Her blood work showed a high white blood-cell count, which indicated a bacterial infection. Happily, her strep test was negative. The doctor prescribed a “cover-all” antibiotic that knocks out a variety of bacterial infections. Reese also was given an antibiotic “super shot” at the doctor’s office, which covers about 24 hours. She started the oral antibiotic prescription the following afternoon.
In addition to the fever, Reese has been pretty congested and stuffy. She seems to be having trouble breathing through her nose, which makes it tough for her to eat and sleep.
Until this point, the worse thing we’d had to deal with was a mild cold. Caring for an infant who is seriously under the weather has given me newfound respect for parents everywhere — especially those who happen to be single.
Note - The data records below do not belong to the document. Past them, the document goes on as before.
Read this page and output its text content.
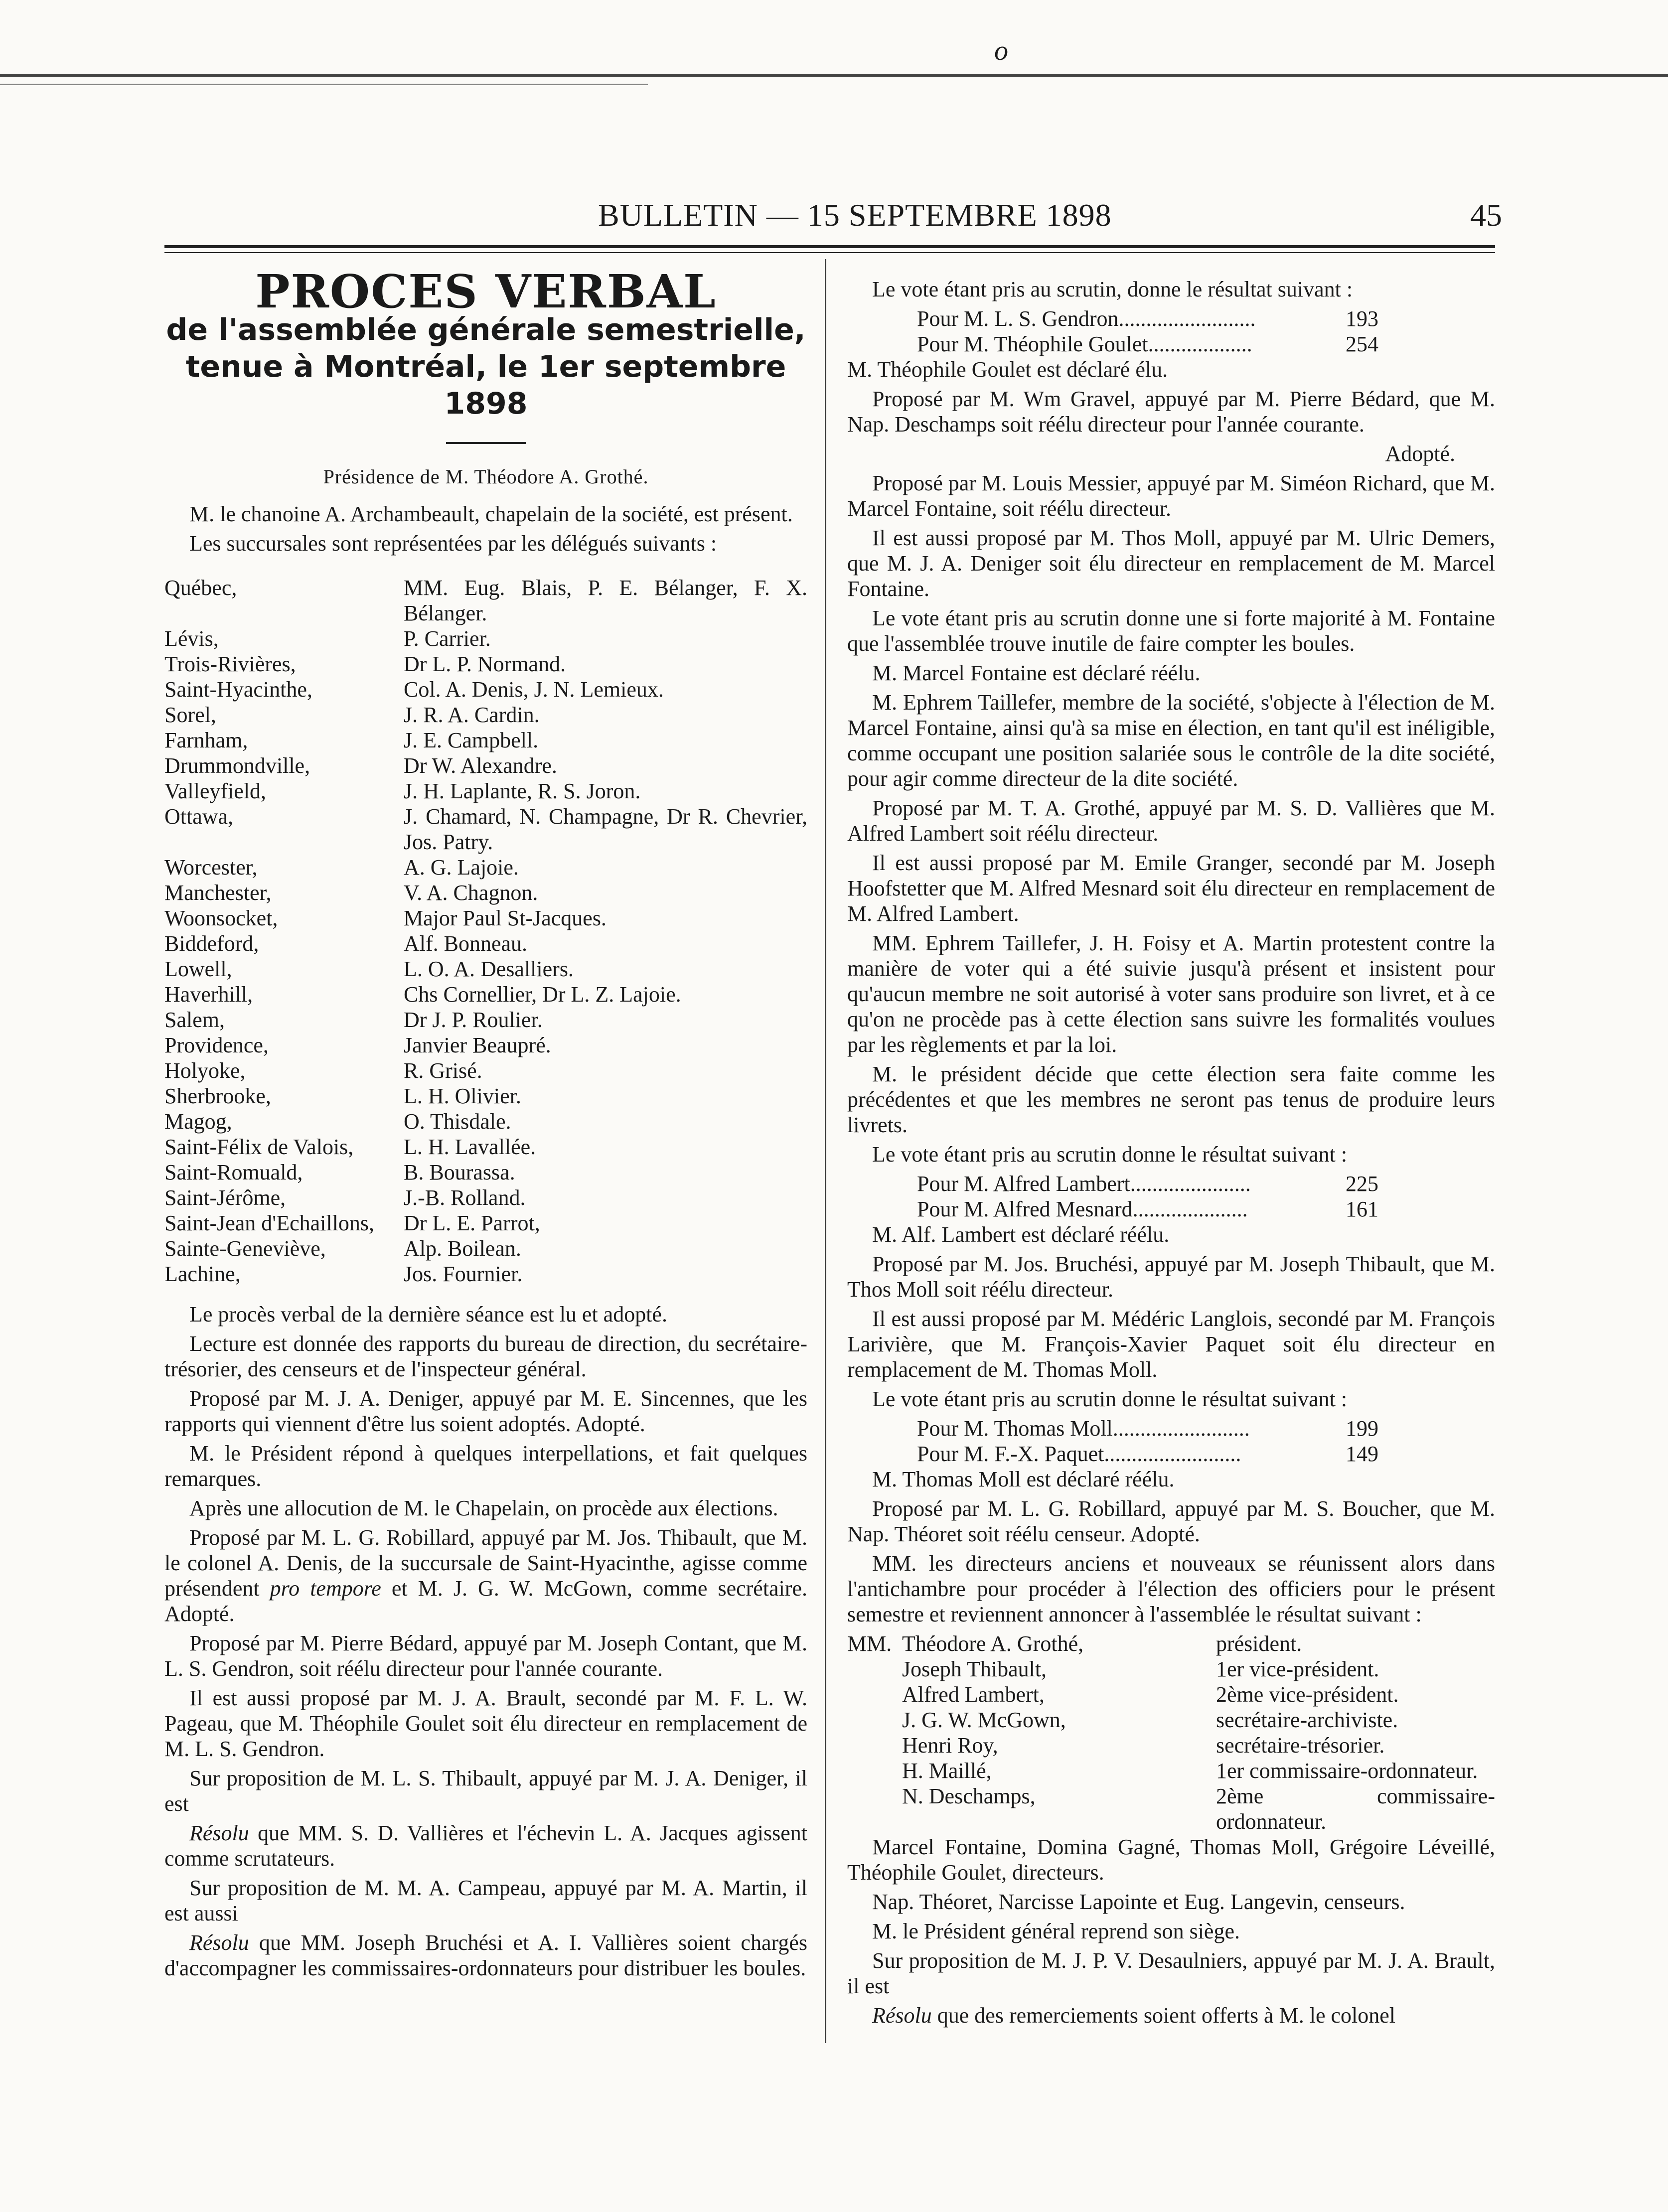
o
BULLETIN — 15 SEPTEMBRE 1898	45
PROCES VERBAL
de l'assemblée générale semestrielle, tenue à Montréal, le 1er septembre 1898
Présidence de M. Théodore A. Grothé.

M. le chanoine A. Archambeault, chapelain de la société, est présent.

Les succursales sont représentées par les délégués suivants :

Québec,	MM. Eug. Blais, P. E. Bélanger, F. X. Bélanger.
Lévis,	P. Carrier.
Trois-Rivières,	Dr L. P. Normand.
Saint-Hyacinthe,	Col. A. Denis, J. N. Lemieux.
Sorel,	J. R. A. Cardin.
Farnham,	J. E. Campbell.
Drummondville,	Dr W. Alexandre.
Valleyfield,	J. H. Laplante, R. S. Joron.
Ottawa,	J. Chamard, N. Champagne, Dr R. Chevrier, Jos. Patry.
Worcester,	A. G. Lajoie.
Manchester,	V. A. Chagnon.
Woonsocket,	Major Paul St-Jacques.
Biddeford,	Alf. Bonneau.
Lowell,	L. O. A. Desalliers.
Haverhill,	Chs Cornellier, Dr L. Z. Lajoie.
Salem,	Dr J. P. Roulier.
Providence,	Janvier Beaupré.
Holyoke,	R. Grisé.
Sherbrooke,	L. H. Olivier.
Magog,	O. Thisdale.
Saint-Félix de Valois,	L. H. Lavallée.
Saint-Romuald,	B. Bourassa.
Saint-Jérôme,	J.-B. Rolland.
Saint-Jean d'Echaillons,	Dr L. E. Parrot,
Sainte-Geneviève,	Alp. Boilean.
Lachine,	Jos. Fournier.

Le procès verbal de la dernière séance est lu et adopté.

Lecture est donnée des rapports du bureau de direction, du secrétaire-trésorier, des censeurs et de l'inspecteur général.

Proposé par M. J. A. Deniger, appuyé par M. E. Sincennes, que les rapports qui viennent d'être lus soient adoptés. Adopté.

M. le Président répond à quelques interpellations, et fait quelques remarques.

Après une allocution de M. le Chapelain, on procède aux élections.

Proposé par M. L. G. Robillard, appuyé par M. Jos. Thibault, que M. le colonel A. Denis, de la succursale de Saint-Hyacinthe, agisse comme présendent pro tempore et M. J. G. W. McGown, comme secrétaire. Adopté.

Proposé par M. Pierre Bédard, appuyé par M. Joseph Contant, que M. L. S. Gendron, soit réélu directeur pour l'année courante.

Il est aussi proposé par M. J. A. Brault, secondé par M. F. L. W. Pageau, que M. Théophile Goulet soit élu directeur en remplacement de M. L. S. Gendron.

Sur proposition de M. L. S. Thibault, appuyé par M. J. A. Deniger, il est

Résolu que MM. S. D. Vallières et l'échevin L. A. Jacques agissent comme scrutateurs.

Sur proposition de M. M. A. Campeau, appuyé par M. A. Martin, il est aussi

Résolu que MM. Joseph Bruchési et A. I. Vallières soient chargés d'accompagner les commissaires-ordonnateurs pour distribuer les boules.

Le vote étant pris au scrutin, donne le résultat suivant :

Pour M. L. S. Gendron.........................	193
Pour M. Théophile Goulet...................	254

M. Théophile Goulet est déclaré élu.

Proposé par M. Wm Gravel, appuyé par M. Pierre Bédard, que M. Nap. Deschamps soit réélu directeur pour l'année courante.

Adopté.

Proposé par M. Louis Messier, appuyé par M. Siméon Richard, que M. Marcel Fontaine, soit réélu directeur.

Il est aussi proposé par M. Thos Moll, appuyé par M. Ulric Demers, que M. J. A. Deniger soit élu directeur en remplacement de M. Marcel Fontaine.

Le vote étant pris au scrutin donne une si forte majorité à M. Fontaine que l'assemblée trouve inutile de faire compter les boules.

M. Marcel Fontaine est déclaré réélu.

M. Ephrem Taillefer, membre de la société, s'objecte à l'élection de M. Marcel Fontaine, ainsi qu'à sa mise en élection, en tant qu'il est inéligible, comme occupant une position salariée sous le contrôle de la dite société, pour agir comme directeur de la dite société.

Proposé par M. T. A. Grothé, appuyé par M. S. D. Vallières que M. Alfred Lambert soit réélu directeur.

Il est aussi proposé par M. Emile Granger, secondé par M. Joseph Hoofstetter que M. Alfred Mesnard soit élu directeur en remplacement de M. Alfred Lambert.

MM. Ephrem Taillefer, J. H. Foisy et A. Martin protestent contre la manière de voter qui a été suivie jusqu'à présent et insistent pour qu'aucun membre ne soit autorisé à voter sans produire son livret, et à ce qu'on ne procède pas à cette élection sans suivre les formalités voulues par les règlements et par la loi.

M. le président décide que cette élection sera faite comme les précédentes et que les membres ne seront pas tenus de produire leurs livrets.

Le vote étant pris au scrutin donne le résultat suivant :

Pour M. Alfred Lambert......................	225
Pour M. Alfred Mesnard.....................	161

M. Alf. Lambert est déclaré réélu.

Proposé par M. Jos. Bruchési, appuyé par M. Joseph Thibault, que M. Thos Moll soit réélu directeur.

Il est aussi proposé par M. Médéric Langlois, secondé par M. François Larivière, que M. François-Xavier Paquet soit élu directeur en remplacement de M. Thomas Moll.

Le vote étant pris au scrutin donne le résultat suivant :

Pour M. Thomas Moll.........................	199
Pour M. F.-X. Paquet.........................	149

M. Thomas Moll est déclaré réélu.

Proposé par M. L. G. Robillard, appuyé par M. S. Boucher, que M. Nap. Théoret soit réélu censeur. Adopté.

MM. les directeurs anciens et nouveaux se réunissent alors dans l'antichambre pour procéder à l'élection des officiers pour le présent semestre et reviennent annoncer à l'assemblée le résultat suivant :

MM. Théodore A. Grothé,	président.
Joseph Thibault,	1er vice-président.
Alfred Lambert,	2ème vice-président.
J. G. W. McGown,	secrétaire-archiviste.
Henri Roy,	secrétaire-trésorier.
H. Maillé,	1er commissaire-ordonnateur.
N. Deschamps,	2ème commissaire-ordonnateur.

Marcel Fontaine, Domina Gagné, Thomas Moll, Grégoire Léveillé, Théophile Goulet, directeurs.

Nap. Théoret, Narcisse Lapointe et Eug. Langevin, censeurs.

M. le Président général reprend son siège.

Sur proposition de M. J. P. V. Desaulniers, appuyé par M. J. A. Brault, il est

Résolu que des remerciements soient offerts à M. le colonel
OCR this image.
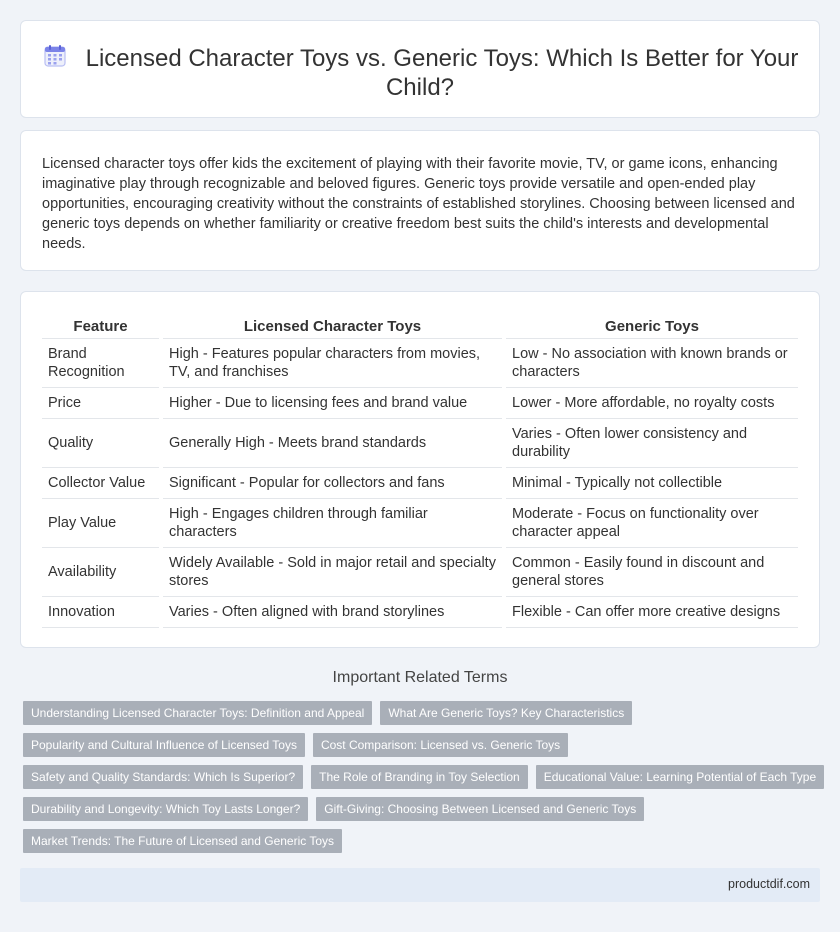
Licensed Character Toys vs. Generic Toys: Which Is Better for Your Child?

Licensed character toys offer kids the excitement of playing with their favorite movie, TV, or game icons, enhancing imaginative play through recognizable and beloved figures. Generic toys provide versatile and open-ended play opportunities, encouraging creativity without the constraints of established storylines. Choosing between licensed and generic toys depends on whether familiarity or creative freedom best suits the child's interests and developmental needs.

Feature	Licensed Character Toys	Generic Toys
Brand Recognition	High - Features popular characters from movies, TV, and franchises	Low - No association with known brands or characters
Price	Higher - Due to licensing fees and brand value	Lower - More affordable, no royalty costs
Quality	Generally High - Meets brand standards	Varies - Often lower consistency and durability
Collector Value	Significant - Popular for collectors and fans	Minimal - Typically not collectible
Play Value	High - Engages children through familiar characters	Moderate - Focus on functionality over character appeal
Availability	Widely Available - Sold in major retail and specialty stores	Common - Easily found in discount and general stores
Innovation	Varies - Often aligned with brand storylines	Flexible - Can offer more creative designs
Important Related Terms
Understanding Licensed Character Toys: Definition and Appeal	What Are Generic Toys? Key Characteristics
Popularity and Cultural Influence of Licensed Toys	Cost Comparison: Licensed vs. Generic Toys
Safety and Quality Standards: Which Is Superior?	The Role of Branding in Toy Selection	Educational Value: Learning Potential of Each Type
Durability and Longevity: Which Toy Lasts Longer?	Gift-Giving: Choosing Between Licensed and Generic Toys
Market Trends: The Future of Licensed and Generic Toys
productdif.com
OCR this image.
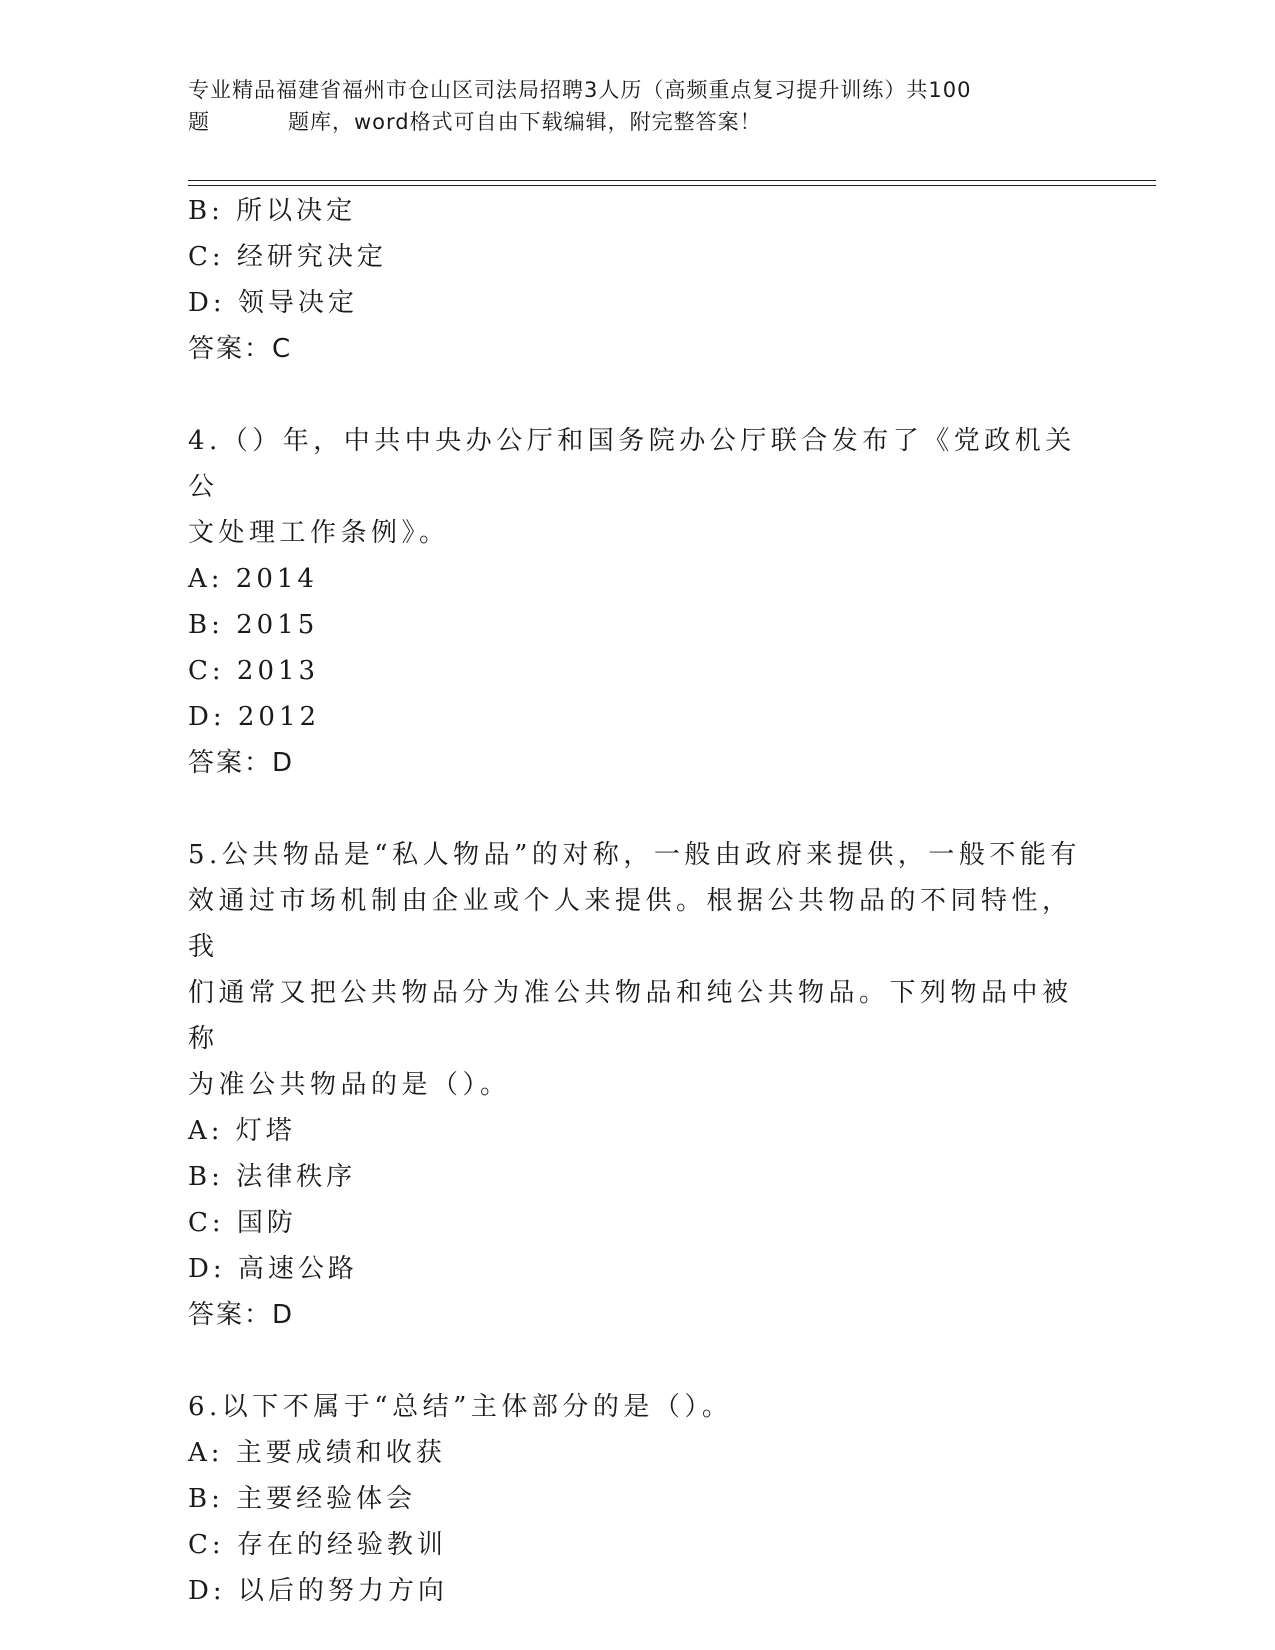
专业精品福建省福州市仓山区司法局招聘3人历（高频重点复习提升训练）共100
题	题库，word格式可自由下载编辑，附完整答案！
B: 所以决定
C: 经研究决定
D: 领导决定
答案：C
4.（）年，中共中央办公厅和国务院办公厅联合发布了《党政机关公
文处理工作条例》。
A: 2014
B: 2015
C: 2013
D: 2012
答案：D
5.公共物品是“私人物品”的对称，一般由政府来提供，一般不能有
效通过市场机制由企业或个人来提供。根据公共物品的不同特性，我
们通常又把公共物品分为准公共物品和纯公共物品。下列物品中被称
为准公共物品的是（）。
A: 灯塔
B: 法律秩序
C: 国防
D: 高速公路
答案：D
6.以下不属于“总结”主体部分的是（）。
A: 主要成绩和收获
B: 主要经验体会
C: 存在的经验教训
D: 以后的努力方向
Between my husband and I, we’ve barely been able to handle this tumultuous time. Because Reese hasn’t been able to go to day care, we’ve both had to miss work and rearrange our schedules to watch her and shuttle her to and from doctor’s appointments and the pharmacy for her prescription and over-the-counter medications.
I honestly don’t know how all the hardworking single mothers and fathers out there manage to care for a sick little one, make it to work, set up and go to doctor’s appointments, pick up medicine from the drug store and handle all the daily routine tasks, such as getting dinner on the table, packing lunches and make sure everyone has clean clothes.
This experience has made me realize that when times are tough and I think life has handed me more than I can handle, there’s always someone else who is juggling more than I am. And if you’re that person, my hat sure is off to you.